With 128 days in the books, Ozzy Lusth has officially played Survivor more than any other contestant ever -- and he's also the only one to play four times and never win.
The 35-year-old surfer spent his shortest time on the island this most recent go-around (24 days), after being eliminated on Wednesday night's second episode.
This season of Survivor: Game Changers seemed tailor-made for Lusth, who quickly became a fan favorite on his first season, 2006's Survivor: Cook Islands, for his survival skills and incredible immunity streaks, though his time was surprisingly cut short on Wednesday after failing to win an immunity challenge he had played -- and won -- twice before.
After lasting more than an hour and half holding himself up on a giant, building-sized pole, Lusth dropped to the ground, giving immunity to Tai, and putting himself in danger of elimination.
"That challenge was part of my downfall," he told ET over the phone on Thursday. "My downfall really came from my past on Survivor, and how I played this game in the past, and how I've had the luck of being able to be on an immunity run and win everything after a certain point."
"I think that everybody that voted for me was scared that I was going to do that, that there was going to be no stopping me after that vote, so they looked at it as an opportunity," he added. "And they're probably right."
For Lusth's competitors, seeing his torch finally get snuffed was a sigh of relief -- even for those already eliminated.
"I was so excited to see Ozzy go out the next tribal council," Hali Ford, who was eliminated during Wednesday's first episode, told ET. "I love him as a player. I would salute him, but I was so upset with the lack of ballsy-ness that people showed at my tribal council, just no one would make a big move. And so to see them really take out a big player was really satisfying. I'm proud of them. I clapped for them."
Though he once again lost out on the million, it's hard for Lusth to have any regrets from his experience.

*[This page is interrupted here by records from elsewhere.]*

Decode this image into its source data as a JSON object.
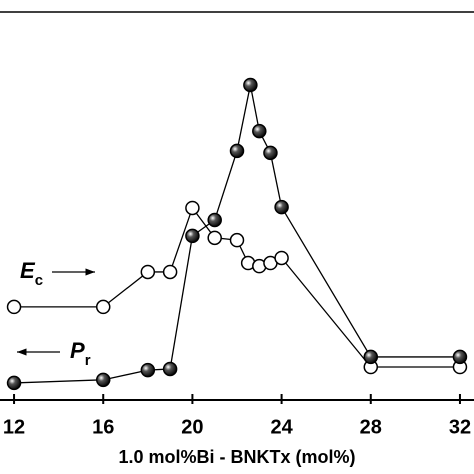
{
  "chart_data": {
    "type": "line",
    "x_label": "1.0 mol%Bi - BNKTx (mol%)",
    "xlim": [
      11.37,
      32.63
    ],
    "xticks": [
      12,
      16,
      20,
      24,
      28,
      32
    ],
    "ylim": [
      0,
      100
    ],
    "series": [
      {
        "color": "#000000",
        "marker": "filled",
        "x": [
          12,
          16,
          18,
          19,
          20,
          21,
          22,
          22.6,
          23,
          23.5,
          24,
          28,
          32
        ],
        "values": [
          4.4,
          5.2,
          7.7,
          8.0,
          42.3,
          46.4,
          64.2,
          81.2,
          69.3,
          63.7,
          49.7,
          11.1,
          11.1
        ]
      },
      {
        "color": "#000000",
        "marker": "open",
        "x": [
          12,
          16,
          18,
          19,
          20,
          21,
          22,
          22.5,
          23,
          23.5,
          24,
          28,
          32
        ],
        "values": [
          24.0,
          24.0,
          33.0,
          33.0,
          49.5,
          41.8,
          41.2,
          35.3,
          34.5,
          35.3,
          36.6,
          8.5,
          8.5
        ]
      }
    ],
    "annotations": [
      {
        "text": "E",
        "subscript": "c"
      },
      {
        "text": "P",
        "subscript": "r"
      }
    ]
  }
}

In fact, he said the only thing he wishes he would've done differently was playing more with Cirie, who brutally blindsided him on Survivor: Micronesia.
"I think the only regrets that I had were not playing a little closer with Cirie. I think that she's such an amazing player and, you know, I have history with her, so I wished that I had a little more trust from the very beginning," he shared, adding that their Survivor history made it harder to work together in the beginning.
"When the tribes got mixed up and [Cirie and I] went to Tavua, we really had a lot of great bonding experiences, and it was a really bright time in the season for me. I mean, we won all of the immunity challenges, so we never had to go to tribal, and it was a lot of fun being out there on that beach. We had a great time," he continued. "I just respect her gameplay so much. She's able to get so far... you know, she doesn't have a lot of 'survival' skills, and she doesn't need it. She is a mental powerhouse."
"I would hope Cirie [wins]," he added bluntly.
As for whether Lusth would play again for another shot at the title of Sole Survivor, he said the answer is "of course" -- but he's unsure if the reality competition would have him back.
"You can't say no to the experience," he confessed. "Unfortunately, I've played so many times, and I think somebody said 128 days, I have a hard time believing that they'll ask me back, unless it is, you know, the final season, and there's a big blowout, and then I'd gladly go back. But, you know, I'm going to be pushing 40 pretty soon. I've basically grown up on the show, so I have a hard time believing that they will ask me back, but I will not say no."
"[There's] not really [anything I would do differently]. I would just try and be a little more present," Lusth said, "and a little less trusting about some of the people I get sneaky feelings about."
Survivor airs Wednesdays at 8 p.m. ET/PT on CBS.